Like many other females, I dreampt of being a princess when I was kid. So, I loved my visit to Bellevue, the plantation home of Catherine Daingerfield Willis, who did get to be a princess when she married Prince Achille Murat, a nephew of Napoleon Bonaparte. Since Catherine was the grandniece of President George Washington, she was no stranger to high society. Her plantation home, Bellevue, is listed on the National Register of Historic Places.

Bellevue plantation house at the Tallahassee Museum in Florida.

Bellevue plantation house at the Tallahassee Museum in Florida.

As well as history, Florida is also known for its wetlands. The Everglades are still on my bucket list, but I enjoyed my visit to Wakulla Springs State Park just outside the state’s capital city of Tallahassee. The park conserves the world’s largest and deepest freshwater spring. It’s an amazing destination with activities for snowbirds that range from nature trails and bird watching, to snorkeling and riverboat tours, which was my first choice. I could see why it was picked as the 1938 location to film some of the world’s first Tarzan movies!
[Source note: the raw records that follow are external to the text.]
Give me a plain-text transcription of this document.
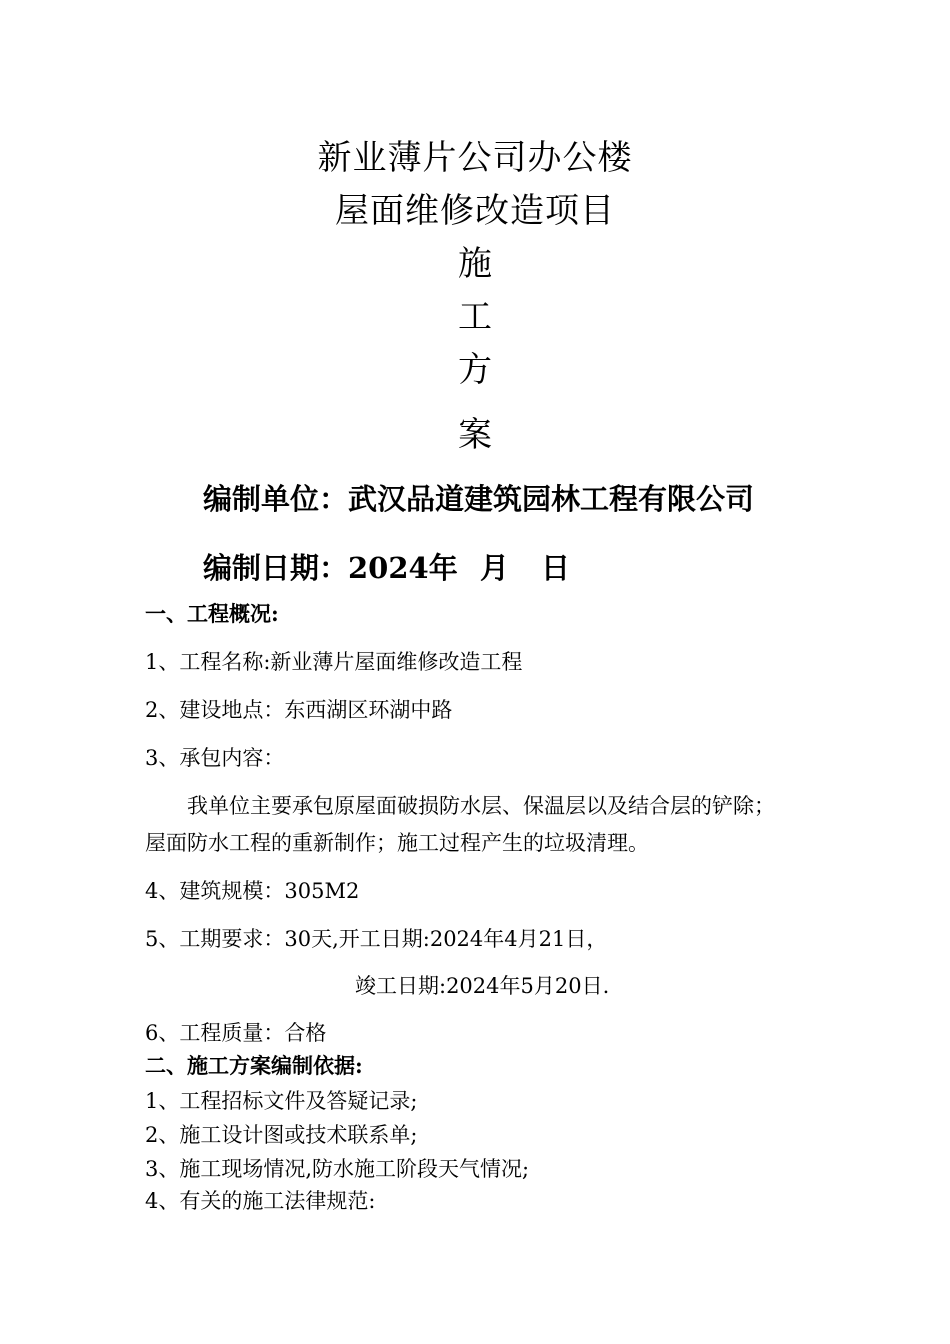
新业薄片公司办公楼
屋面维修改造项目
施
工
方
案
编制单位：武汉品道建筑园林工程有限公司
编制日期：2024年 月 日
一、工程概况:
1、工程名称:新业薄片屋面维修改造工程
2、建设地点：东西湖区环湖中路
3、承包内容：
我单位主要承包原屋面破损防水层、保温层以及结合层的铲除；
屋面防水工程的重新制作；施工过程产生的垃圾清理。
4、建筑规模：305M2
5、工期要求：30天,开工日期:2024年4月21日，
竣工日期:2024年5月20日.
6、工程质量：合格
二、施工方案编制依据:
1、工程招标文件及答疑记录;
2、施工设计图或技术联系单;
3、施工现场情况,防水施工阶段天气情况;
4、有关的施工法律规范:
Bird in the swamp at Wakulla Springs State Park

Bird at
Wakulla Springs State Park

Tarzan was, of course, King of the Jungle, but before Edgar Rice Burroughs created his story there were much older kings of the jungle — the dinosaurs. You can still see five dinosaurs constructed of chicken wire and cement back in 1948 at Dunlawton Sugar Mill Gardens in the overgrown remains of Bongoland, the theme park daydream of Dr. “Manny” Lawrence.

Dinosaur in Bongoland, near Daytona, Florida.

Dinosaur in Bongoland, near Daytona, Florida.